Punishing Off-Duty Use?

While disability laws deal with how an employer must deal with prescribed marijuana use, some states have dealt with off duty marijuana use in more broad strokes–deciding how marijuana use factors into a wrongful termination lawsuit.  Wrongful termination is any sort of firing which is contrary to law.  Disability discrimination can give rise to a wrongful termination lawsuit, but the cause of action is much broader than discrimination and includes basically any type of illegal firing.

The most famous of these cases occurred in Colorado after Dish Network fired an employee for off duty medical marijuana use. The firing took place before marijuana was made recreationally legal in the state, but the ruling occurred after this change.

The court ruled in favor of Dish Network. They decided that, despite Colorado law forbidding employers from firing an employee based on their legal off duty activities, an employer could freely fire an employee for off duty marijuana use so long as marijuana is federally illegal.  Thus, the employee was not wrongfully terminated. Similar rulings have been also been reached in Michigan and Washington.

Medical Marijuana Disqualifying Employees From Unemployment Benefits

Very few states have actually dealt with the issue of medical marijuana use and how it affects unemployment benefits.  Only two states have really dealt with the issue and they were unhelpful enough to come to opposite conclusions.

In Colorado, an employee fired for marijuana use–even if it is off duty prescribed medical marijuana use–is disqualified from unemployment benefits. Michigan, on the other hand, has determined that an employee cannot be disqualified from unemployment benefits for their lawful off duty marijuana use.

Workers Compensation and Cannabis

Much like unemployment benefits, rulings have been unfortunately sparse when it comes to workers’ compensation and medical marijuana. Workers compensation laws protect employers from liability in exchange for an agreement to pay for any injuries that take place in the workplace, regardless of cause.

Once again, the rulings have been contrary to one another depending on the state. Maine has ruled that workers’ compensation can’t require an employer to pay for medical marijuana prescribed as a result of a workplace injury.  New Mexico, however, has held that employers must pay for such treatment when it is prescribed.

Marijuana in Federal Workplaces

Even where marijuana has been legalized at a state level, many state employers may still be regulated by the federal Drug Free Workplace Act. This law requires all federal contractors and employers receiving federal grants to maintain a zero-tolerance policy towards any federally illegal drug use.

These workplaces may find themselves in a conflict between state and federal law. In these cases, federal law will generally win out.  What’s more, where a position is safety sensitive, employers may also choose to implement a zero-tolerance policy.  Safety sensitive is a very broad classification and such a classification, coupled with a zero-tolerance policy, will likely alter an employee’s rights under state law.

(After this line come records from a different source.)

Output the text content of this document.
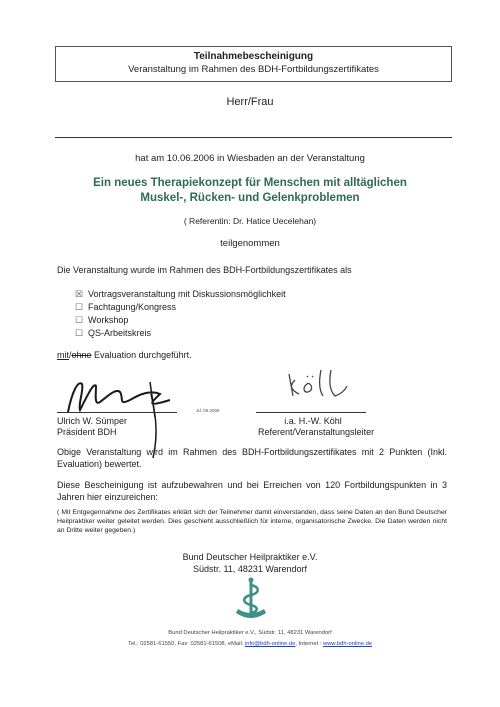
Teilnahmebescheinigung
Veranstaltung im Rahmen des BDH-Fortbildungszertifikates
Herr/Frau
hat am 10.06.2006 in Wiesbaden an der Veranstaltung
Ein neues Therapiekonzept für Menschen mit alltäglichen
Muskel-, Rücken- und Gelenkproblemen
( Referentin: Dr. Hatice Uecelehan)
teilgenommen
Die Veranstaltung wurde im Rahmen des BDH-Fortbildungszertifikates als
☒ Vortragsveranstaltung mit Diskussionsmöglichkeit
☐ Fachtagung/Kongress
☐ Workshop
☐ QS-Arbeitskreis
mit/ohne Evaluation durchgeführt.
Jd. 06.2006
Ulrich W. Sümper
Präsident BDH
i.a. H.-W. Köhl
Referent/Veranstaltungsleiter
Obige Veranstaltung wird im Rahmen des BDH-Fortbildungszertifikates mit 2 Punkten (Inkl. Evaluation) bewertet.
Diese Bescheinigung ist aufzubewahren und bei Erreichen von 120 Fortbildungspunkten in 3 Jahren hier einzureichen:
( Mit Entgegennahme des Zertifikates erklärt sich der Teilnehmer damit einverstanden, dass seine Daten an den Bund Deutscher Heilpraktiker weiter geleitet werden. Dies geschieht ausschließlich für interne, organisatorische Zwecke. Die Daten werden nicht an Dritte weiter gegeben.)
Bund Deutscher Heilpraktiker e.V.
Südstr. 11, 48231 Warendorf
Bund Deutscher Heilpraktiker e.V., Südstr. 11, 48231 Warendorf
Tel.: 02581-61550, Fax: 02581-61508, eMail: info@bdh-online.de, Internet : www.bdh-online.de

Complicated Cannabis: Evolving Law

The interactions between marijuana use and employment law are far from fixed and will continue to grow more complicated as the federal standing of marijuana forces all these interactions to be a question of state law. The states have already shown that they are far from in agreement as to how the issues should be approached and most states where marijuana is legalized in some form have not even begun to address these issues.

There are arguments on both sides for how the law should evolve. An employer would certainly not be criticized for firing an employee who showed up to work drunk. However, it would be a different matter if they fired that employee for drinking in their own home while off duty. While this is obviously not a perfect analogy, just as marijuana is not completely analogous to alcohol, it does highlight the question of whether how marijuana is viewed and treated on a legal level will change as recreational use becomes more widespread. Marijuana is now legal in more states than it is not, the law will have to scramble to keep up with the appropriate rights and duties of employers and employees.